El Correo

Los pediatras calculan que La Rioja necesita diez especialistas más para dar un servicio óptimo

Medio centenar de personas se manifestaron ayer frente al centro de salud de Nájera para exigir un especialista en pediatría, del que carece desde hace cinco meses.
Medio centenar de personas se manifestaron ayer frente al centro de salud de Nájera para exigir un especialista en pediatría, del que carece desde hace cinco meses. / R. Solano
  • La Sociedad de Pediatría lamenta que en la región haya menos de cincuenta profesionales; Salud pone a médicos de familia como una alternativa «correcta»

La Sociedad de Pediatría de La Rioja alerta de que la comunidad cuenta actualmente con menos de cincuenta pediatras, una cifra que prevén que siga en descenso debido al aumento de las jubilaciones. «Calculo que para dar un servicio óptimo en La Rioja se necesitarían diez pediatras más», explicó ayer el presidente de la asociación, José Vicente Bernad, en un encuentro mantenido con los medios de comunicación.

La falta de pediatras es un problema a nivel nacional. «En nuestro país hay escasez de especialistas para cubrir las 6.400 plazas creadas en los centros de salud de titularidad pública o concertada», resaltaba la asociación en uncomunicado. Según el propio Bernad, La Rioja no es una de las comunidades que más sufre la falta de profesionales si nos comparamos con la Comunidad de Madrid, donde según los datos de la asociación, el 30% de los niños no está siendo atendidos por pediatras en Atención Primaria.

García, Garrido, Bernad y Ochoa participaron en el debate ‘Espacio para la salud’.

García, Garrido, Bernad y Ochoa participaron en el debate ‘Espacio para la salud’. / Miguel Herreros

«El problema vendrá en cinco o seis años, cuando muchos pediatras se jubilen y no haya especialistas para reponerlos», alertó Bernad. Actualmente hay municipios riojanos, como Murillo, con casi quinientos niños, Autol o Pradejón que no cuentan con estos facultativos en Atención Primaria en sus centros de Salud.
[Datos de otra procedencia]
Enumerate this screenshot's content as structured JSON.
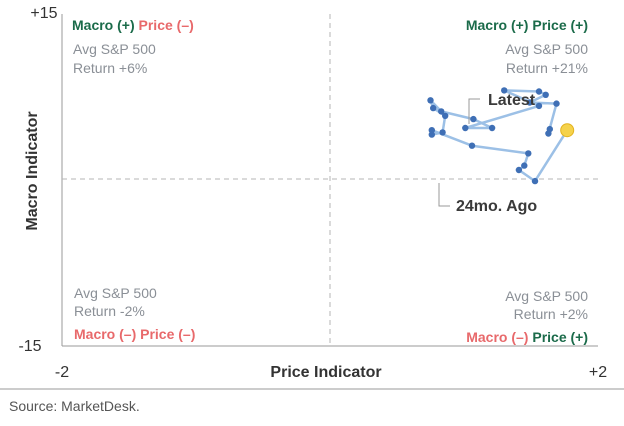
{
  "chart_data": {
    "type": "scatter",
    "xlabel": "Price Indicator",
    "ylabel": "Macro Indicator",
    "xlim": [
      -2,
      2
    ],
    "ylim": [
      -15,
      15
    ],
    "x_ticks": [
      "-2",
      "+2"
    ],
    "y_ticks": [
      "+15",
      "-15"
    ],
    "grid": false,
    "series": [
      {
        "points": [
          [
            1.64,
            4.6
          ],
          [
            1.63,
            4.2
          ],
          [
            1.69,
            6.9
          ],
          [
            1.49,
            7.0
          ],
          [
            1.61,
            7.7
          ],
          [
            1.56,
            8.0
          ],
          [
            1.3,
            8.1
          ],
          [
            1.56,
            6.7
          ],
          [
            1.01,
            4.7
          ],
          [
            1.21,
            4.7
          ],
          [
            1.07,
            5.5
          ],
          [
            0.83,
            6.2
          ],
          [
            0.75,
            7.2
          ],
          [
            0.77,
            6.5
          ],
          [
            0.86,
            5.8
          ],
          [
            0.84,
            4.3
          ],
          [
            0.76,
            4.1
          ],
          [
            0.76,
            4.5
          ],
          [
            1.06,
            3.1
          ],
          [
            1.48,
            2.4
          ],
          [
            1.45,
            1.3
          ],
          [
            1.41,
            0.9
          ],
          [
            1.53,
            -0.1
          ],
          [
            1.77,
            4.5
          ]
        ],
        "color": "#3f6fb5",
        "line_color": "#9cc0e6",
        "highlight_color": "#f5d24b"
      }
    ],
    "quadrants": {
      "top_left": {
        "macro": "Macro (+)",
        "price": "Price (–)",
        "note_line1": "Avg S&P 500",
        "note_line2": "Return +6%"
      },
      "top_right": {
        "macro": "Macro (+)",
        "price": "Price (+)",
        "note_line1": "Avg S&P 500",
        "note_line2": "Return +21%"
      },
      "bottom_left": {
        "macro": "Macro (–)",
        "price": "Price (–)",
        "note_line1": "Avg S&P 500",
        "note_line2": "Return -2%"
      },
      "bottom_right": {
        "macro": "Macro (–)",
        "price": "Price (+)",
        "note_line1": "Avg S&P 500",
        "note_line2": "Return +2%"
      }
    },
    "annotations": {
      "latest": "Latest",
      "oldest": "24mo. Ago"
    },
    "colors": {
      "positive": "#1b6b4a",
      "negative": "#e8696b",
      "divider": "#b5b5b5"
    }
  },
  "source": "Source: MarketDesk."
}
Ante esta situación la respuesta que da el Seris, y que consideran como una «práctica correcta», es colocar en esos puestos a médicos de familia con una formación extra en menores.

De hecho, servicios como Atención Continuada en el CARPA o Urgencias del Hospital San Pedro no cuentan con un pediatra, sino que son los médicos de familia los que atienden a los niños.

«Queremos trasladar un mensaje de tranquilidad, los niños riojanos están plenamente cuidados y atendidos», señaló Rosa Garrido, Directora de Atención Primaria y del 061 del SERIS, que también participó en el encuentro con la prensa. Aunque los mensajes de ambos ponentes fueron contradictorios. Mientras Bernad alumbraba un sistema ideal en el que el pediatra trate a los niños hasta su mayoría de edad –con dieciocho años–, Garrido apuntaba algunos de los pasos que el Gobierno podría dar para atajar la falta de pediatras que prevén en un lustro y que pasan por «optimizar los recursos, rebajar la edad para la atención pediátrica o utilizar a los pediatras como consultores». Unos caminos que distan mucho entre sí. De hecho, tal y como explicó el presidente la asociación pediátrica, ya pidieron aumentar la edad de los catorce –edad hasta la que ahora atienden los pediatras– hasta los dieciséis, y recibió un imposible como respuesta.

Desde la asociación señalan como culpable del déficit a nivel estatal al Ministerio de Sanidad al que piden que aumente el número MIR para la formación de nuevos profesionales pediátricos, «siendo esta una necesidad inminente para poder mantener nuestro modelo de atención sanitaria infantil». Como ejemplo señalan que desde 2009 hasta 2016 solo se han aumentado el número de plazas MIR para pediatría en tres, cuando los hospitales españoles tienen la posibilidad de formar a veinte especialistas más cada año.

«No un problema»

A causa de las dos bajas de larga duración de los dos pediatras que atendían en Nájera, este municipio lleva cinco meses sin poder contar con esta especialidad. El coordinador del centro de salud de Nájera, José Tomas García, asegura que se encuentran «frente a una situación y no frente a un problema» y que «no se ha dejado de atender a ningún menor» durante todo ese tiempo.

La solución por la que han optado desde el centro de salud es por derivar los pacientes de uno de los médicos de familia al resto de profesionales para que este pueda hacerse cargo de la atención de los niños. «Se está dando una atención digna. Si creyésemos que pudiese suponer un problema sanitario nunca lo hubiésemos hecho así», afirmó.

García asegura que el doctor que actualmente está pasando estas consultas ha recibido la formación específica complementaria necesaria para ello y que cuenta con una amplia experiencia en la atención de menores.